First, although the G-20 is rarely a forum for dramatic action, American presidents usually arrange the agenda in a way that demonstrates their prominence. Trump came into this G-20 summit knowing that he would be in a minority—in some aspects, a minority of one—on issues of global warming and trade. Faced with that prospect, most presidents would push to the fore some other issue that advanced U.S. interests and appealed to most, if not all, of the other nations as well. There were plenty of such issues out there: North Korea’s latest missile test, the spread of Islamist terrorism, maybe a wild card like women’s equality or global hunger. All of these issues were discussed in the routine forums, but Trump didn’t grab the opportunity to make headlines from any of them. The only plausible explanation for why not is this: He didn’t want to.

Second, his much-anticipated, two-hours-plus meeting with Russian President Vladimir Putin was—from a European’s point of view—not just unimpressive but appalling. We may never know exactly what happened behind those closed doors, because no one was in the room besides the two presidents, Secretary of State Rex Tillerson, Russian Foreign Minister Sergey Lavrov, and the translators. Usually, a National Security Council staffer sits in, if just to take notes, but there weren’t even any note-takers at this one. That said, the accounts given afterward by Tillerson and Lavrov, in separate press conferences, were consistent with each other, so conclusions can be drawn. It turns out that, though Trump asked Putin whether he had interfered with America’s 2016 presidential election, Putin replied that he didn’t, and that seems to have been the end of it. (Lavrov claimed that Trump accepted Putin’s denial; Tillerson didn’t go that far but did say Trump wanted to look forward in their relations rather than “relitigate” the past—which amounts to the same thing.) Except for Tillerson’s announcement of a new special envoy to Kiev (to do what is unclear), the presences seem not to have discussed anything about Ukraine. In other words, in a meeting lasting longer than two hours, the American and Russian presidents did not discuss matters that would most concern the attendants of a G-20 summit—or if they did, no one is likely to learn what was said.

Third, Trump left Hamburg without holding a press conference, either solo or with some of the other leaders. This may be unprecedented. Instead, the White House released photographs of Trump talking with other leaders, sometimes smiling or looking brow-furrow concerned.

And on the plane back to Washington, Treasury Secretary Steve Mnuchin, National Economic Council Director Gary Cohn, and National Security Adviser H.R. McMaster briefed the press in particularly dismaying fashion.

Cohn managed to preserve some of his dignity, spending most of his time merely listing the president’s meetings and speeches.
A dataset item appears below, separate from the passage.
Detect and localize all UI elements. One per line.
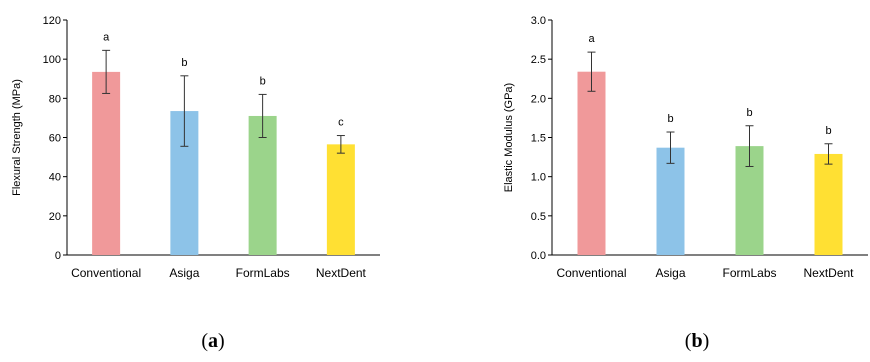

McMaster focused on the trip that Trump took in Poland before the G-20 began, stressing America’s commitment to Polish and European freedom. But Mnuchin, the former Goldman Sachs banker who’d been one of Trump’s early campaign supporters, went all in, saying three times that his boss handled the meeting with Putin “brilliantly” (which he couldn’t have known, not being in the room) and once saying Trump was “brilliant” in his bilaterals with German Chancellor Angela Merkel and British Prime Minister Theresa May as well.

But Mnuchin’s ecstatic ramblings are welcome in the sense that they expose Trump’s trip for what it was—an attempt to jack up his image, not so much to his G-20 colleagues (most of whom, he must know, dislike or distrust him) but rather to his die-hard supporters back home, many of whom like the fact that he’s on the outs with foreign governments.

On July 14, Bastille Day, thousands of French marchers, who would ordinarily be celebrating their revolution, will be protesting Trump’s very presence in their midst, even declaring vast public squares as “No Trump Zones.”